The arraignment of Denny Hastert revealed little in terms of the particulars of the case.
Hastert, the former U.S. House speaker, pleaded not guilty to structuring bank withdrawals and lying to the FBI. The latter charge is the most serious, says law professor Richard S. Kling of Chicago-Kent College of Law.
“The government takes very seriously lying to the FBI. It’s one of the charges that brought Gov. Blagojevich down; I think it’s one of the charges that gonna potentially bring the speaker down,” he said.
Kling says he believes Hastert’s lawyers are in negotiations with prosecutors over terms of a guilty plea that will keep as much “dirty laundry” as possible under the bed. According to the indictment, Hastert was making bank withdrawals to make hush-money payments to a victim of unspecified past misconduct. Sources outside the legal system say the misconduct – not specified in the indictment – was sex with underage boys when Hastert was a teacher and coach at Yorkville High School in the 1960s and 70s.

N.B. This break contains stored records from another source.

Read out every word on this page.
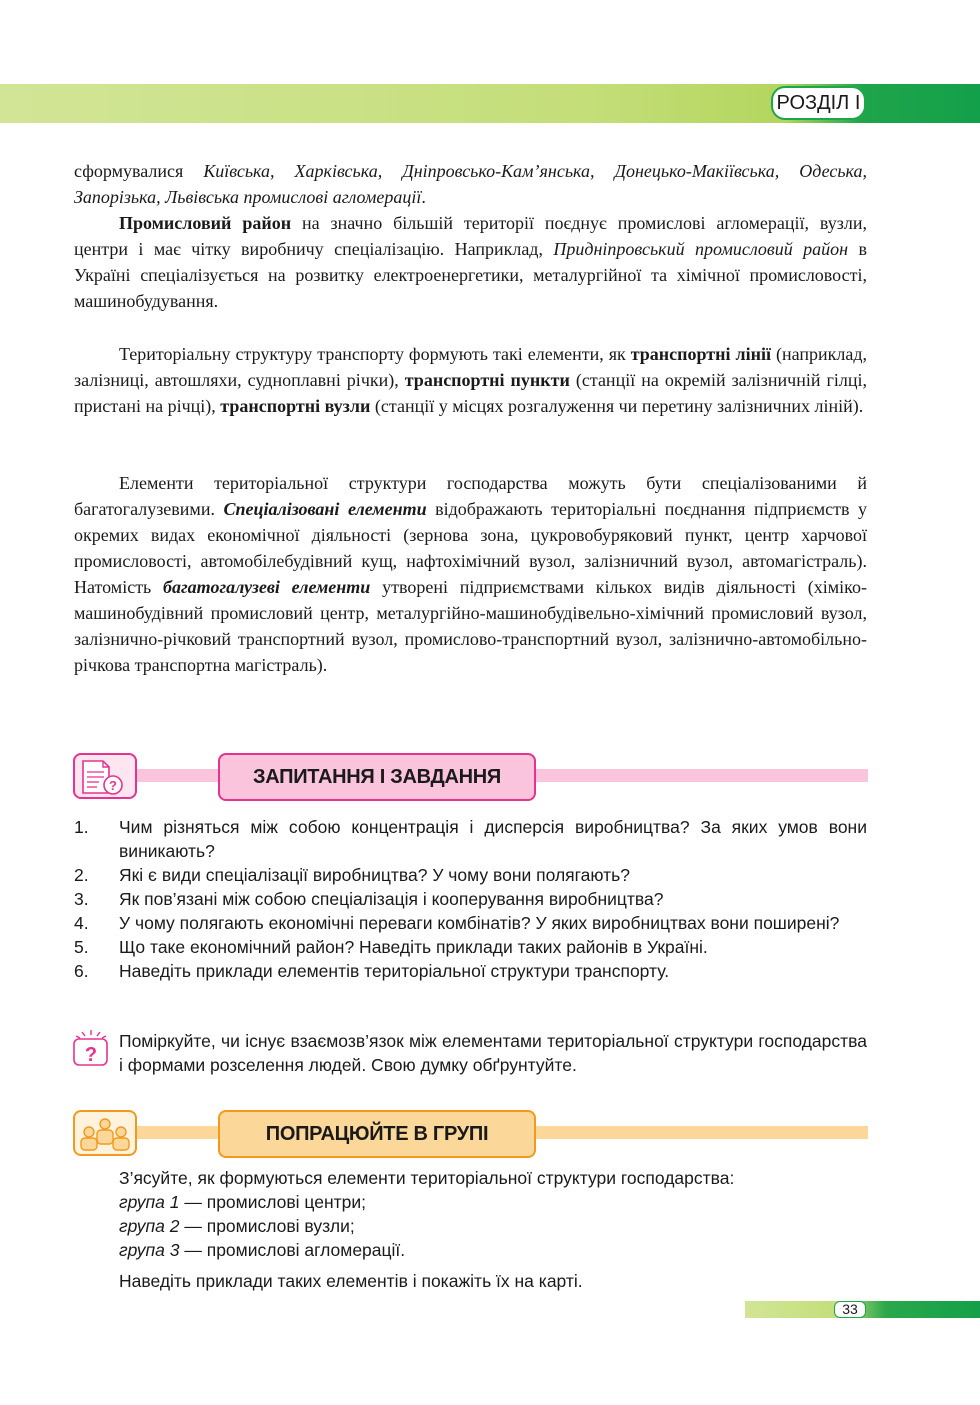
РОЗДІЛ І

сформувалися Київська, Харківська, Дніпровсько-Кам’янська, Донецько-Макіївська, Одеська, Запорізька, Львівська промислові агломерації.

Промисловий район на значно більшій території поєднує промислові агломерації, вузли, центри і має чітку виробничу спеціалізацію. Наприклад, Придніпровський промисловий район в Україні спеціалізується на розвитку електроенергетики, металургійної та хімічної промисловості, машинобудування.

Територіальну структуру транспорту формують такі елементи, як транспортні лінії (наприклад, залізниці, автошляхи, судноплавні річки), транспортні пункти (станції на окремій залізничній гілці, пристані на річці), транспортні вузли (станції у місцях розгалуження чи перетину залізничних ліній).

Елементи територіальної структури господарства можуть бути спеціалізованими й багатогалузевими. Спеціалізовані елементи відображають територіальні поєднання підприємств у окремих видах економічної діяльності (зернова зона, цукровобуряковий пункт, центр харчової промисловості, автомобілебудівний кущ, нафтохімічний вузол, залізничний вузол, автомагістраль). Натомість багатогалузеві елементи утворені підприємствами кількох видів діяльності (хіміко-машинобудівний промисловий центр, металургійно-машинобудівельно-хімічний промисловий вузол, залізнично-річковий транспортний вузол, промислово-транспортний вузол, залізнично-автомобільно-річкова транспортна магістраль).

?	ЗАПИТАННЯ І ЗАВДАННЯ
1. Чим різняться між собою концентрація і дисперсія виробництва? За яких умов вони виникають?
2. Які є види спеціалізації виробництва? У чому вони полягають?
3. Як пов’язані між собою спеціалізація і кооперування виробництва?
4. У чому полягають економічні переваги комбінатів? У яких виробництвах вони поширені?
5. Що таке економічний район? Наведіть приклади таких районів в Україні.
6. Наведіть приклади елементів територіальної структури транспорту.
?

Поміркуйте, чи існує взаємозв’язок між елементами територіальної структури господарства і формами розселення людей. Свою думку обґрунтуйте.

ПОПРАЦЮЙТЕ В ГРУПІ

З’ясуйте, як формуються елементи територіальної структури господарства:

група 1 — промислові центри;

група 2 — промислові вузли;

група 3 — промислові агломерації.

Наведіть приклади таких елементів і покажіть їх на карті.

33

Kling also says he believes the judge, Thomas M. Durkin, can be fair, even though he made campaign contributions to Hastert in decades past. Durkin said he will get himself off the case if that’s what the litigants want, but Kling does not expect either side to request that.
Neither Hastert nor his lawyers nor prosecutors made any comments to the press before or after Tuesday’s arraignment in federal court in Chicago.